O tempo de nossas relações líquidas é entrópico: desorganiza encontros, desarmoniza até os laços natos. Em uma hora dada de sua vida, pode estar mais perto quem está mais longe, e a ausência dos presentes pode ser bem clara. O pior tipo de romantismo agradece, o pior tipo de amor, ainda que seja o melhor consolo.

O tempo, no entanto, é também antrópico – depende o seu movimento dos passos que a gente dá. “Amar se aprende amando”: o tempo passado não destrói, apenas, relações enfraquecidas com os anos. A construção é feita igualmente no tempo. Poucas são as ligações fortes, em geral nutridas desde o berço, ou mantidas intactas no percurso.

Numa época de escassez e velocidade, a água, que já foi símbolo de placidez, é metáfora da turbulência. Sensações e sentimentos fluidos são turbulentos. Precisamos redescobrir a água. Ao invés de nos atirar à correnteza, mergulhar lentamente, reencontrar a lentidão.

Para reencontrar os mundos possíveis dentro e fora do nosso. Cada encontro não tem que ser um esbarrão. Lembranças podem ser doces e longas, e não um fragmento de memória quase cego de tão veloz.

Temos medo das invasões. De entrar sem convite, receber sem vontade. Ainda assim nos estranhamos – e talvez o temor seja o próprio estranhamento. Não há jeito. Familiares se estranham, grandes amigos se estranham, pessoas íntimas se estranham. O que nos leva a buscar em desconhecidos, e no convívio breve, momentos interessantes.

Aproximar-se é invadir, afastar-se é abandonar, no leito de água corrente. No leito de água corrente, qual a melhor distância para dois? Qual a melhor para todos?
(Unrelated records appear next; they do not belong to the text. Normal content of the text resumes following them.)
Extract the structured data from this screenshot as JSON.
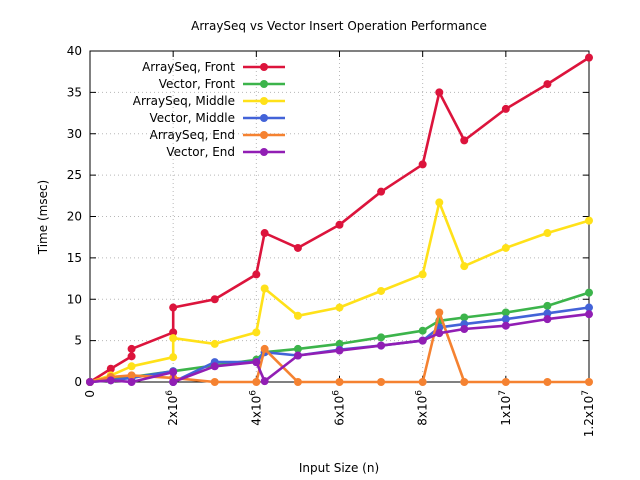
{
  "chart_data": {
    "type": "line",
    "title": "ArraySeq vs Vector Insert Operation Performance",
    "xlabel": "Input Size (n)",
    "ylabel": "Time (msec)",
    "xlim": [
      0,
      12000000
    ],
    "ylim": [
      0,
      40
    ],
    "grid": true,
    "legend_position": "top-left",
    "x_ticks": [
      {
        "value": 0,
        "label": "0"
      },
      {
        "value": 2000000,
        "label": "2x10",
        "exp": "6"
      },
      {
        "value": 4000000,
        "label": "4x10",
        "exp": "6"
      },
      {
        "value": 6000000,
        "label": "6x10",
        "exp": "6"
      },
      {
        "value": 8000000,
        "label": "8x10",
        "exp": "6"
      },
      {
        "value": 10000000,
        "label": "1x10",
        "exp": "7"
      },
      {
        "value": 12000000,
        "label": "1.2x10",
        "exp": "7"
      }
    ],
    "y_ticks": [
      0,
      5,
      10,
      15,
      20,
      25,
      30,
      35,
      40
    ],
    "series": [
      {
        "name": "ArraySeq, Front",
        "color": "#dc143c",
        "points": [
          [
            0,
            0
          ],
          [
            500000,
            1.6
          ],
          [
            1000000,
            3.1
          ],
          [
            1000000,
            4.0
          ],
          [
            2000000,
            6.0
          ],
          [
            2000000,
            9.0
          ],
          [
            3000000,
            10.0
          ],
          [
            4000000,
            13.0
          ],
          [
            4200000,
            18.0
          ],
          [
            5000000,
            16.2
          ],
          [
            6000000,
            19.0
          ],
          [
            7000000,
            23.0
          ],
          [
            8000000,
            26.3
          ],
          [
            8400000,
            35.0
          ],
          [
            9000000,
            29.2
          ],
          [
            10000000,
            33.0
          ],
          [
            11000000,
            36.0
          ],
          [
            12000000,
            39.2
          ]
        ]
      },
      {
        "name": "Vector, Front",
        "color": "#3cb44b",
        "points": [
          [
            0,
            0
          ],
          [
            500000,
            0.3
          ],
          [
            1000000,
            0.6
          ],
          [
            2000000,
            1.3
          ],
          [
            3000000,
            2.0
          ],
          [
            4000000,
            2.7
          ],
          [
            4200000,
            3.6
          ],
          [
            5000000,
            4.0
          ],
          [
            6000000,
            4.6
          ],
          [
            7000000,
            5.4
          ],
          [
            8000000,
            6.2
          ],
          [
            8400000,
            7.4
          ],
          [
            9000000,
            7.8
          ],
          [
            10000000,
            8.4
          ],
          [
            11000000,
            9.2
          ],
          [
            12000000,
            10.8
          ]
        ]
      },
      {
        "name": "ArraySeq, Middle",
        "color": "#ffe119",
        "points": [
          [
            0,
            0
          ],
          [
            500000,
            0.8
          ],
          [
            1000000,
            1.9
          ],
          [
            2000000,
            3.0
          ],
          [
            2000000,
            5.3
          ],
          [
            3000000,
            4.6
          ],
          [
            4000000,
            6.0
          ],
          [
            4200000,
            11.3
          ],
          [
            5000000,
            8.0
          ],
          [
            6000000,
            9.0
          ],
          [
            7000000,
            11.0
          ],
          [
            8000000,
            13.0
          ],
          [
            8400000,
            21.7
          ],
          [
            9000000,
            14.0
          ],
          [
            10000000,
            16.2
          ],
          [
            11000000,
            18.0
          ],
          [
            12000000,
            19.5
          ]
        ]
      },
      {
        "name": "Vector, Middle",
        "color": "#4363d8",
        "points": [
          [
            0,
            0
          ],
          [
            500000,
            0.2
          ],
          [
            1000000,
            0.5
          ],
          [
            2000000,
            1.3
          ],
          [
            2000000,
            0.0
          ],
          [
            3000000,
            2.4
          ],
          [
            4000000,
            2.4
          ],
          [
            4200000,
            3.6
          ],
          [
            5000000,
            3.2
          ],
          [
            6000000,
            3.9
          ],
          [
            7000000,
            4.4
          ],
          [
            8000000,
            5.0
          ],
          [
            8400000,
            6.6
          ],
          [
            9000000,
            7.0
          ],
          [
            10000000,
            7.6
          ],
          [
            11000000,
            8.3
          ],
          [
            12000000,
            9.0
          ]
        ]
      },
      {
        "name": "ArraySeq, End",
        "color": "#f58231",
        "points": [
          [
            0,
            0
          ],
          [
            500000,
            0.6
          ],
          [
            1000000,
            0.8
          ],
          [
            2000000,
            0.5
          ],
          [
            3000000,
            0.0
          ],
          [
            4000000,
            0.0
          ],
          [
            4200000,
            4.0
          ],
          [
            5000000,
            0.0
          ],
          [
            6000000,
            0.0
          ],
          [
            7000000,
            0.0
          ],
          [
            8000000,
            0.0
          ],
          [
            8400000,
            8.4
          ],
          [
            9000000,
            0.0
          ],
          [
            10000000,
            0.0
          ],
          [
            11000000,
            0.0
          ],
          [
            12000000,
            0.0
          ]
        ]
      },
      {
        "name": "Vector, End",
        "color": "#911eb4",
        "points": [
          [
            0,
            0
          ],
          [
            500000,
            0.2
          ],
          [
            1000000,
            0.0
          ],
          [
            2000000,
            1.2
          ],
          [
            2000000,
            0.0
          ],
          [
            3000000,
            1.9
          ],
          [
            4000000,
            2.4
          ],
          [
            4200000,
            0.1
          ],
          [
            5000000,
            3.2
          ],
          [
            6000000,
            3.8
          ],
          [
            7000000,
            4.4
          ],
          [
            8000000,
            5.0
          ],
          [
            8400000,
            5.9
          ],
          [
            9000000,
            6.4
          ],
          [
            10000000,
            6.8
          ],
          [
            11000000,
            7.6
          ],
          [
            12000000,
            8.2
          ]
        ]
      }
    ]
  }
}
Aproximar-se sem invadir, afastar-se sem abandonar, mergulhados num mundo alheio que nos reconhece em progressão – eis o cultivo do outro que nos arranca de vez em quando da abissal condição humana.

Cultivo capaz de transformar habitantes paranóicos em um mundo sedutor.


Invasão de domicílio (Breaking and entering, Inglaterra/EUA, 2006)
Direção: Anthony Minghella
Com Juliette Binoche, Jude Law e Robin Wright Penn.